図1 私の東京都健康長寿医療センター(TMGH)センター長就任祝賀会に出席してくださった
野尻知里先生(右)と山崎健二先生(左)。(平成27年5月21日)

 その2か月後,突然,野尻先生から「食道がんステージ4で入院したからすぐに会いに来てほしい」というメールがきました。びっくりして病院に駆けつけたところ,持ち前の陽気さでご自身の病状の説明をされ,寿命は限られているが,ご自分の生きざまを一冊の本にまとめて間もなく出版する予定なので,「自分の思いをこれまで一緒に研究してきた人工心臓関係者に伝えてほしい」とおっしゃいました。また,野尻先生は「DTの臨床導入を決して諦めないでほしい」と私を励まし,私は「頑張る」と約束しました。

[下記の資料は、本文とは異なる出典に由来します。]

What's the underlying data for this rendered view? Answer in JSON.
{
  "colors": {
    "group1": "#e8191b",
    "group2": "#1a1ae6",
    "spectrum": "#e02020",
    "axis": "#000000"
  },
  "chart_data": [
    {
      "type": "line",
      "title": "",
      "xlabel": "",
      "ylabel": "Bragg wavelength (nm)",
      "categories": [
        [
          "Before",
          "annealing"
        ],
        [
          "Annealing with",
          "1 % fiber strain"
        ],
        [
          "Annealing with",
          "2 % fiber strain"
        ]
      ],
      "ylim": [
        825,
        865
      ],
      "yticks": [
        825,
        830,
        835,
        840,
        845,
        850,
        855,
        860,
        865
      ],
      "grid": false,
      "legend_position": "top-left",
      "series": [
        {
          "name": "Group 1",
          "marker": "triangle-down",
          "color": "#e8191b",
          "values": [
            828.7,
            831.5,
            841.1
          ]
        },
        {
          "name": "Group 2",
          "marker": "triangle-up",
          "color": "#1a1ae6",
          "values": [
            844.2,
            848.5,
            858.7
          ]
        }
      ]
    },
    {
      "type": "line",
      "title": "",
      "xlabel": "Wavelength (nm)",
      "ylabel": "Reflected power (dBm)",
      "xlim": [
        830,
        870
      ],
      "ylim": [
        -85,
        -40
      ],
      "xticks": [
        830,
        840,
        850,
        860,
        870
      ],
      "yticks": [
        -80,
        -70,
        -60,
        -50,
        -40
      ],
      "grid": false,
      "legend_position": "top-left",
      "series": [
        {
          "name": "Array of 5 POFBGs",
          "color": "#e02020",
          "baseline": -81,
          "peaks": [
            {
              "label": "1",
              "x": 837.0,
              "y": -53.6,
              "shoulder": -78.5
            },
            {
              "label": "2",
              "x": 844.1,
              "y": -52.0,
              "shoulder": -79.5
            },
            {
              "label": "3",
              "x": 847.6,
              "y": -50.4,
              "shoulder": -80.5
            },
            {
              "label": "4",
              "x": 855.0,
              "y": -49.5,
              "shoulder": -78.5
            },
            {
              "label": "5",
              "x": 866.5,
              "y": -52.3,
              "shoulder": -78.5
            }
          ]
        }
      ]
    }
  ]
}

 2001年に,日本での部品調達や臨床試験が困難などの理由により,テルモ社は米国にDuraHeartの開発拠点を移しましたが,その直前まで私が勤めていた埼玉医科大学でCadaverを用いたDuraHeartの人体適合試験の計画が進んでいました。そんなある夜,野尻先生から電話があり「ごめんね。アメリカに行くことになっちゃった」と謝られたときは本当にビックリしました。そのとき私は,野尻先生が人工心臓開発の本場,米国に殴り込みをかけるような印象を持ちましたが,野尻先生ならやれるかもしれないと思い直し,「頑張って下さい。」と激励しました。野尻先生は2003年に米国テルモハート社を設立し,獅子奮迅の活躍のスタートを切ったわけですが,2007年のDuraHeart商品化を目指した欧州臨床治験,本社との交渉,異国での人事の難しさなど多くの困難を克服し,2007年に念願のCEマークを取得されました。本社との約束を見事に果した野尻氏のCEOとしての手腕は目を見張るものがあります。
 日本では,2008年11月にDuraHeart臨床治験を開始し,最速の2年半で保険償還を実現しました。東京大学での臨床治験の1例目に,是非,野尻先生に手術に入って下さいとお願いしましたが,遠慮されました。さぞかしじれったい思いをしながら,頭上から我々の手術を見ておられたのだろうと今でも想像しています。
 「第3世代」といわれる磁気浮上非接触型連続流ポンプが有望であることをいち早く見抜き,世界に先駆けてDuraHeartを開発した野尻先生の慧眼は素晴らしく,今日,世界の市場で普及しているHeartWare HVADやHeartMate3の開発につながった功績は極めて大きいと考えます。世界中の多くの患者さんがDuraHeartにより救われたことに感謝をこめて,心から野尻先生のご冥福をお祈りします。